Why does my boyfriend ignoring me so much?

My boyfriend ignores me a lot and I don't know why.

1. I'll tell a story ab my life or vent ab work and there has been multiple times he just ignores me to the point that I just stop telling the story. Then life just goes on, he doesn't say a word. And we're alone when I tell him.

2. When I am asking questions about like what you want to do this Saturday? He will ignore me and not respond by watching videos or Pokemon and multiple times in a row. I'll ask 3-4 times and just give up.

3. When I am upset he will tell me are you done talking, or just ignore me and never respond, or if we're on the phone he will just put himself on mute and set the phone down for 10 mins till I hang up.

I feel so offended by this, hurt and sometimes even humiliated. I feel devalued. I love him and I try so hard to make this relationship work but with behavior like this I have a hard time feeling like he is trying.

tonight he ignored me while I vented that it hurt my feelings that he has nothing planned for our two year anniversary he says he has no money but I told him I don't need anything fancy a 99cent card, a picnic, a dinner and movie at home. I'll even pay. I just want a memory of us on our second anniversary. Mind you he is 27 years old and works full time but bills are super tight. What do I do to get him to respect me more and care. I told him three days ago that I was out if he didn't shape up and he ignored me tonight so I left while he pretended to not hear me and went home. Help me...


Most Helpful Guy

  • A relationship requires 100% from both sides. This doesn't sound like a relationship. My advice is to date someone who will be there for you when you need to talk. If he's not there for you now then imagine when something tragic happens in your life.


Most Helpful Girl

  • "What do I do to get him to respect me more and care."

    You shouldn't have to get somebody to respect and care for you more. They just should naturally all on their own. Girl, listen, you are trying way too hard to make something work that not even he is concerned about. You can't force somebody do anything. Hell, you even said you'd be done with him in three days if he doesn't change. STILL nothing.
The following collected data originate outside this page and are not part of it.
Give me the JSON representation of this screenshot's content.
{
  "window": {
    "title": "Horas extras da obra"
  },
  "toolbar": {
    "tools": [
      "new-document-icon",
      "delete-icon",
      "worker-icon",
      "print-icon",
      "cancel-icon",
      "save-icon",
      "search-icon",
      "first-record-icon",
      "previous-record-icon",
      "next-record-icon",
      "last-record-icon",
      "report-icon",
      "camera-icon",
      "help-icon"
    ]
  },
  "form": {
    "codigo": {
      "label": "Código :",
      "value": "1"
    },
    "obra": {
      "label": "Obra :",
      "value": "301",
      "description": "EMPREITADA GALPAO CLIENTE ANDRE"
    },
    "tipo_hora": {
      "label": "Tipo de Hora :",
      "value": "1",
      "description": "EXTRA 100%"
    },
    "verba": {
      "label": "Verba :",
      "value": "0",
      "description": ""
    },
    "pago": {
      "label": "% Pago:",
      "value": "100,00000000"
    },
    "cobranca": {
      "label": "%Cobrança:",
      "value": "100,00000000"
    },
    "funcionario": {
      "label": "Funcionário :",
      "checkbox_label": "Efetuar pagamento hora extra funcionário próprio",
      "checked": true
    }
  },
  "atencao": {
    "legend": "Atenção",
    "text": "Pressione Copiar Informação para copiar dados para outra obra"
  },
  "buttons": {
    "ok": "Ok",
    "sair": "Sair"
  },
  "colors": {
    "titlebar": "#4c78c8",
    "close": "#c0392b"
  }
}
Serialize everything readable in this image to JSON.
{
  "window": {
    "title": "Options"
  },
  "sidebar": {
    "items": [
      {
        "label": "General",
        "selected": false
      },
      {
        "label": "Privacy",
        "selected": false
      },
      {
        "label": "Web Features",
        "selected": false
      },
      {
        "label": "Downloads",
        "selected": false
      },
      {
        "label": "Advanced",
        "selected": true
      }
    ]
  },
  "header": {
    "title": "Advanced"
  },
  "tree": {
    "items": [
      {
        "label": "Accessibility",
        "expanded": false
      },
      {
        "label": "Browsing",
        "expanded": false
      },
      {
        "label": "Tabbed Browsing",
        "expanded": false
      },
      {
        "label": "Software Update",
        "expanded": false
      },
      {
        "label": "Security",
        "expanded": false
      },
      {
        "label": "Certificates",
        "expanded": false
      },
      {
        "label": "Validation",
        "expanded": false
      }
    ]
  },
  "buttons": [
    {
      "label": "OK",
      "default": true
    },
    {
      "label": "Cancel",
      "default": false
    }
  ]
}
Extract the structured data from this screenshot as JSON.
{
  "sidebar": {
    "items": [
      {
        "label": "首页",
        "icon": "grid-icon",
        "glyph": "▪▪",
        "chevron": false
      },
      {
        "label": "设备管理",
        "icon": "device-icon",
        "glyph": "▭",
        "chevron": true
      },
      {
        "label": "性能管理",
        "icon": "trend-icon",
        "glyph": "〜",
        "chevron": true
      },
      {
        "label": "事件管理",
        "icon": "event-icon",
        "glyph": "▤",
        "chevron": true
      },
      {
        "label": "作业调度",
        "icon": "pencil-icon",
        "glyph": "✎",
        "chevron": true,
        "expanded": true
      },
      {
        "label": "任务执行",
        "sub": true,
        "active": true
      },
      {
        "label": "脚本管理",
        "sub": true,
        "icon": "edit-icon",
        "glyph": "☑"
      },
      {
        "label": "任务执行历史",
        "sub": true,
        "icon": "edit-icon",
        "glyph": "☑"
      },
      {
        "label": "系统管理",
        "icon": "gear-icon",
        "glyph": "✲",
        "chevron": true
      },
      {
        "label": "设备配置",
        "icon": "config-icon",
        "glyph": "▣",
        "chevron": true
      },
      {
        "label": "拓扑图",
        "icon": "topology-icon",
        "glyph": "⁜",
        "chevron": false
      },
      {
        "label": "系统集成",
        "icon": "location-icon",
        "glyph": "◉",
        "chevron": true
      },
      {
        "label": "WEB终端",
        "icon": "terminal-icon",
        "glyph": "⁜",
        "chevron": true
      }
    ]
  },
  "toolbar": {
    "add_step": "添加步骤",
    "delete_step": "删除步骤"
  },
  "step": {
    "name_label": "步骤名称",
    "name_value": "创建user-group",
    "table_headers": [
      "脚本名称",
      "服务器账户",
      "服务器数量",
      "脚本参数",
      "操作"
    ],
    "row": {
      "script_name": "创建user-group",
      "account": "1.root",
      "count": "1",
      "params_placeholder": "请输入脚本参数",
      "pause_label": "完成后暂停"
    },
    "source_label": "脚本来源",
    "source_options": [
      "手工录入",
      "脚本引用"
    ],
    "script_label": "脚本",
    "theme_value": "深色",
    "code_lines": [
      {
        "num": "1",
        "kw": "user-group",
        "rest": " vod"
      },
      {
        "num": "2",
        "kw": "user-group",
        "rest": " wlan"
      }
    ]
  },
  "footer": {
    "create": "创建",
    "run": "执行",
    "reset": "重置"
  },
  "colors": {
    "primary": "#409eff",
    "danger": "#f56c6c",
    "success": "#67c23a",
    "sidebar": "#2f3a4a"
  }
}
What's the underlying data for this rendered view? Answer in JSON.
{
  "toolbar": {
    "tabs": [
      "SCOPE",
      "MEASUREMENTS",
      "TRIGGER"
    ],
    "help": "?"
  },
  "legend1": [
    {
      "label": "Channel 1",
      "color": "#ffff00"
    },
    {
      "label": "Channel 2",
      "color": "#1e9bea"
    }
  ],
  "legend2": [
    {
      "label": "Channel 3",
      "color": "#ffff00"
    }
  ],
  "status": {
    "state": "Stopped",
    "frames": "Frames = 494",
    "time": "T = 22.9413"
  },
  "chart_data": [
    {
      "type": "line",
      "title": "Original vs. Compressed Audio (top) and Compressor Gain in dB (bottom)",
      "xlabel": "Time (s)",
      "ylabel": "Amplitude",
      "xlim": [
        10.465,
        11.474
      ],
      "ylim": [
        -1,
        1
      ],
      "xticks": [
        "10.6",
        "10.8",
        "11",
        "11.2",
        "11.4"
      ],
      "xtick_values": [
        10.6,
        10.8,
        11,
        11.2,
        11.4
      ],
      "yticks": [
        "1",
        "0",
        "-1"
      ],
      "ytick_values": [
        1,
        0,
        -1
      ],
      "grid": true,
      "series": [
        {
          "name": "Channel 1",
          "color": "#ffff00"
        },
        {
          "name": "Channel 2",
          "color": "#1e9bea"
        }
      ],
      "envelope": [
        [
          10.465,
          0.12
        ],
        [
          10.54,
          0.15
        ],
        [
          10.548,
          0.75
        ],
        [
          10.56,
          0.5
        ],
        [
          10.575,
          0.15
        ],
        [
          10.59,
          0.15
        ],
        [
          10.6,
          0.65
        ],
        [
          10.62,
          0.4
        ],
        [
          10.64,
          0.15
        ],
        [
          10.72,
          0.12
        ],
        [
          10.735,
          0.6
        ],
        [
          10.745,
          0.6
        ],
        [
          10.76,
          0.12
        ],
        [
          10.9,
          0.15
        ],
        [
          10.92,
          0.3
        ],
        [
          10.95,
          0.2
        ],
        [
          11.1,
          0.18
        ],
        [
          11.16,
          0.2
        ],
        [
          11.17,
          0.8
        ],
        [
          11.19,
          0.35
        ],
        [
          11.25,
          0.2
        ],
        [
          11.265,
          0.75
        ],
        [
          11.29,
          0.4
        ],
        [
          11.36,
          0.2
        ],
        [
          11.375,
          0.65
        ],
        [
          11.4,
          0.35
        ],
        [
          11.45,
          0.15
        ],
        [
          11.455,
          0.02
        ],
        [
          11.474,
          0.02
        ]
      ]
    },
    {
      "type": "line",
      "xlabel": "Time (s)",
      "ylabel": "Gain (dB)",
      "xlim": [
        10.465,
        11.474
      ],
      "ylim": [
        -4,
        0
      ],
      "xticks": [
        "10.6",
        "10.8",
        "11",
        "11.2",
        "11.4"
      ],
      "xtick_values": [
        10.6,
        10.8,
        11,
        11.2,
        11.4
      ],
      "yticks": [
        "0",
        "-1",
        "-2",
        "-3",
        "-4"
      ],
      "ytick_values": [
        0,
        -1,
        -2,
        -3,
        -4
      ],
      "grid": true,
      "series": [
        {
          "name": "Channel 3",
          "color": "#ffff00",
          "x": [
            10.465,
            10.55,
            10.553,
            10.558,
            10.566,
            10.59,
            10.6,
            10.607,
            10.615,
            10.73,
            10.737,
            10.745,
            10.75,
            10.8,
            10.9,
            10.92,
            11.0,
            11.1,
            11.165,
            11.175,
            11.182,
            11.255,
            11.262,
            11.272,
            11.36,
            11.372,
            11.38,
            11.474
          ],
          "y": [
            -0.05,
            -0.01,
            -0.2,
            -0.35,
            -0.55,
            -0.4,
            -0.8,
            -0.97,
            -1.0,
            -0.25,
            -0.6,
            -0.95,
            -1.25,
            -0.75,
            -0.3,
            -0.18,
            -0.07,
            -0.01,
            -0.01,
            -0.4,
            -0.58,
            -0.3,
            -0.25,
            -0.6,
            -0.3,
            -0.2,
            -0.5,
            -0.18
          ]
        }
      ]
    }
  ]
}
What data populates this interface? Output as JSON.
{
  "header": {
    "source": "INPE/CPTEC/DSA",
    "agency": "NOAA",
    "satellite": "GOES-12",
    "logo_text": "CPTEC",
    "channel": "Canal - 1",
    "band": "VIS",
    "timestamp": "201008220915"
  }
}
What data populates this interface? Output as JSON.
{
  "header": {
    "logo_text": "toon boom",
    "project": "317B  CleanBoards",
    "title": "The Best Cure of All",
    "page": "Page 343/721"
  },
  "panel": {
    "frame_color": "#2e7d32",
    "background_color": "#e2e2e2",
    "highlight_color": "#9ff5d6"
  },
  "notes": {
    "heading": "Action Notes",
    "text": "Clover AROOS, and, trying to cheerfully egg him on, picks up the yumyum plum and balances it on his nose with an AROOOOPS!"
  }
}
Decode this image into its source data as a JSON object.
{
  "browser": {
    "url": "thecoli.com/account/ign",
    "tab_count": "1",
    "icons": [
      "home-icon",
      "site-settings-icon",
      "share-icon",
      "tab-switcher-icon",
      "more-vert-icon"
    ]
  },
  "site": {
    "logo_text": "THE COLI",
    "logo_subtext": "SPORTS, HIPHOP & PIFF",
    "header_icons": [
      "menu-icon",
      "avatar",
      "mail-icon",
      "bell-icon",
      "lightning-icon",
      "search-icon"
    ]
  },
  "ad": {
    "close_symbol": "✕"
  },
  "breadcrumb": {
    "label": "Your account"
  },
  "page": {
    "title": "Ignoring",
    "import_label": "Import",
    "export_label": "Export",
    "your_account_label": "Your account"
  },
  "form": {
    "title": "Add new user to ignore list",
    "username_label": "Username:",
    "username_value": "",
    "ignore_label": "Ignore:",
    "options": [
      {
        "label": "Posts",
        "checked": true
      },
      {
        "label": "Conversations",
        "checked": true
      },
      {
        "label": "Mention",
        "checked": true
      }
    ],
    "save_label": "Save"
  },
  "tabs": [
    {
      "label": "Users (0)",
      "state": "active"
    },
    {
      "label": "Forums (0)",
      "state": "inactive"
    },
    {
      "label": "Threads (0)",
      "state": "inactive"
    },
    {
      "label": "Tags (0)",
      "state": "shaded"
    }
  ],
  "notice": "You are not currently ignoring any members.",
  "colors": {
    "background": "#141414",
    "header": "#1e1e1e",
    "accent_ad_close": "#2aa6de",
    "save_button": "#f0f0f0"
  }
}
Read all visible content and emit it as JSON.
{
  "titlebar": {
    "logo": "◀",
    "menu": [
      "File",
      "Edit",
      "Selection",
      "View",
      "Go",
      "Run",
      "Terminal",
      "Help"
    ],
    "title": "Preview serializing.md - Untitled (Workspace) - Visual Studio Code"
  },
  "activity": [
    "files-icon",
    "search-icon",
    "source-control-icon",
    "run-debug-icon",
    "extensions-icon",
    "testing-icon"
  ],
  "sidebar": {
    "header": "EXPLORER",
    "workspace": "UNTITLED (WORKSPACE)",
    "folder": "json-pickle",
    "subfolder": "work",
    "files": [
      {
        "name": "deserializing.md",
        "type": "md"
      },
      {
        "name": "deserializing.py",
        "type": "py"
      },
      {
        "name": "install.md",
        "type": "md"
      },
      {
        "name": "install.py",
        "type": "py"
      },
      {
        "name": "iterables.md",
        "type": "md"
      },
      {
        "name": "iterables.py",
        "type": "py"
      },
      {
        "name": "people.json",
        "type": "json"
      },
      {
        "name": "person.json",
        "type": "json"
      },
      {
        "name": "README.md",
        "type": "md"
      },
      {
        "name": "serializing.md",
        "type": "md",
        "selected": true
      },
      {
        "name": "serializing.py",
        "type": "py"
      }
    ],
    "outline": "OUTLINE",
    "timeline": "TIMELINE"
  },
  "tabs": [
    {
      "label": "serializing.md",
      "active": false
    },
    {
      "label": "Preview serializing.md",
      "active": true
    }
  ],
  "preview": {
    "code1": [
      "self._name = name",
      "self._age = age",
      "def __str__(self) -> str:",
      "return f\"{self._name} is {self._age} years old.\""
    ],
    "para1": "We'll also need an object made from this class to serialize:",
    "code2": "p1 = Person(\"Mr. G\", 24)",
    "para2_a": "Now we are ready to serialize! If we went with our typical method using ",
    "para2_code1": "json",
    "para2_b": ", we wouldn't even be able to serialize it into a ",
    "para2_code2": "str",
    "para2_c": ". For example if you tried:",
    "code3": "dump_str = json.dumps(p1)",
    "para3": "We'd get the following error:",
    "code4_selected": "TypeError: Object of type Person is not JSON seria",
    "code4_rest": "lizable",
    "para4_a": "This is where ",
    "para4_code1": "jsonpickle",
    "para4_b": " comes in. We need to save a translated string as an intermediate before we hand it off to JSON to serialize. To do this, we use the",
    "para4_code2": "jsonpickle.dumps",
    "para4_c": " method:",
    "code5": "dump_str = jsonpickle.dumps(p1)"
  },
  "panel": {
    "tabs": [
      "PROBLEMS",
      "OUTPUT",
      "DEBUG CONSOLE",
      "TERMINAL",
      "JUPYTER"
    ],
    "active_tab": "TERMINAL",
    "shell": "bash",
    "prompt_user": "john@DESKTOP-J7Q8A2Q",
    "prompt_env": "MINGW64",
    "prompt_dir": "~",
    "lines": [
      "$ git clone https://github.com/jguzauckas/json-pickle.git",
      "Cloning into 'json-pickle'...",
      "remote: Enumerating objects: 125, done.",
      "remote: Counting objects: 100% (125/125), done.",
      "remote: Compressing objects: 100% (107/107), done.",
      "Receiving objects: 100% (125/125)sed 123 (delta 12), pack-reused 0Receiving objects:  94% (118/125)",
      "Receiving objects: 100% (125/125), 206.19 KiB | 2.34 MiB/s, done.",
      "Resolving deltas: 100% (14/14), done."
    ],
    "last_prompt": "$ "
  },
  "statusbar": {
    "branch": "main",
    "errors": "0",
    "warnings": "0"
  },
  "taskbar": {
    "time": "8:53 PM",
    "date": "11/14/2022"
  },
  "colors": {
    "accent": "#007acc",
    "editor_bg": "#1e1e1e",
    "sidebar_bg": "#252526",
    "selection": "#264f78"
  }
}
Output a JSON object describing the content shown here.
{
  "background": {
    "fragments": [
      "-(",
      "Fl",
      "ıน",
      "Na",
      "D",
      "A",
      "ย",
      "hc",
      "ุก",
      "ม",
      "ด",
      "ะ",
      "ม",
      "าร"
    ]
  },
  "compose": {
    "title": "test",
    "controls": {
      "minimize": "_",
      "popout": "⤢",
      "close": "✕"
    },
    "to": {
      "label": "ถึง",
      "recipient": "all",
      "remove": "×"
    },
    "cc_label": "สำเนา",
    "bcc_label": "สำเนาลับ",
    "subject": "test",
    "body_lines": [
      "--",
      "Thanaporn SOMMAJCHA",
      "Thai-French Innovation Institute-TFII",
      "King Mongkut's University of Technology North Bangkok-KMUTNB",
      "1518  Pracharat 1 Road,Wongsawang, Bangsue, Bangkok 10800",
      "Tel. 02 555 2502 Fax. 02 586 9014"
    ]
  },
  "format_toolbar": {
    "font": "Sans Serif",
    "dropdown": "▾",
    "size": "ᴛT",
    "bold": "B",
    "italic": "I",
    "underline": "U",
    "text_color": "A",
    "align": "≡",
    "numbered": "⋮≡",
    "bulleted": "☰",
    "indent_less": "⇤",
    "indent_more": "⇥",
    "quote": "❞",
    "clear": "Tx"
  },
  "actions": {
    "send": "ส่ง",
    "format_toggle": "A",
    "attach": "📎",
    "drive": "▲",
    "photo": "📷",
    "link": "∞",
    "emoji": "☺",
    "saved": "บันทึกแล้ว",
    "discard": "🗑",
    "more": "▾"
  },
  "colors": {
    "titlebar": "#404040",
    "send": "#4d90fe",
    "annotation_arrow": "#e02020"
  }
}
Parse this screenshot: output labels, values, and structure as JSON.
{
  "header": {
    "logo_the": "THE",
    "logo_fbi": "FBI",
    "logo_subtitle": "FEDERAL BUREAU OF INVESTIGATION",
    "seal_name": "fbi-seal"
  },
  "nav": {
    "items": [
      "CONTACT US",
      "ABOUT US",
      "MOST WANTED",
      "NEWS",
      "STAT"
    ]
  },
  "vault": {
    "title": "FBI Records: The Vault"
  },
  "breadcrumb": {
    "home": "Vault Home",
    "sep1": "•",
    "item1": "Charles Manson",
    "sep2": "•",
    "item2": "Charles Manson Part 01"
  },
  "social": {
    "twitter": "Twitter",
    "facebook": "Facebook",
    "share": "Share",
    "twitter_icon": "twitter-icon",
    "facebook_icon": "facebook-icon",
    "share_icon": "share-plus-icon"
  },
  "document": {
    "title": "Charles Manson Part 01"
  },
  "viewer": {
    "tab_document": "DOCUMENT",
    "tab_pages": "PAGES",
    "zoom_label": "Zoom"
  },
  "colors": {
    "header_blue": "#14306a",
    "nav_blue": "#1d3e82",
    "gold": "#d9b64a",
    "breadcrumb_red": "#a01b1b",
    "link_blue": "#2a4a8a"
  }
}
    My thought is that he's trying to get you to leave him. I truly think he's already done with you, but doesn't have the decency to be honest with you about how he feels. Think about your dignity and self-respect. Do you want to be with somebody who doesn't care about anything you say, no matter the topic? You could be spending all this time moving on with your life, adjusting, and preparing yourself for a much better man. I'm sorry, but it's not him. he needs to go.

    • 2mo

      It's so tough bc I am so dedicated

    • Show All
    • 2mo

      I feel like I am a very selfless person and he is selfish and I get run over

    • 2mo

      Maybe you are a selfless person, and there's nothing wrong with that, but it's wrong to the point where you LET people mistreat you. The more you take his crap, the longer he'll think you'll just continue to eat it all up, and won't do anything about it. If that's the case, WHY should he change?

      Everybody here is trying to tell you the same thing. Get away from him and move on.

What Guys Said 1

  • i'd leave. this sounds awful. and you sound very sweet-so you deserve a sweet guy, don't settle for bs... when it's like this, it's time to end it. plenty more guys ready to take his place and actually look at you, listen to you, even adore you. Value yourself-or this shit will continue and/or happen with other guys.


What Girls Said 2

  • I think u should just break up with him. He is an insensitive asshole. U deserve better.

  • Dump his ass! You may love him, but you are wasting your time on someone who doesn't value and appreciate you. You need to move on, and find someone who does! Life is too short girl!

    • 2mo

      I am so deep into this relationship like I thought he was the one

    • 2mo

      You'll know when you have the one because "the one" won't make you force an ounce of effort of "trying to make things work". When you find him everything will just click.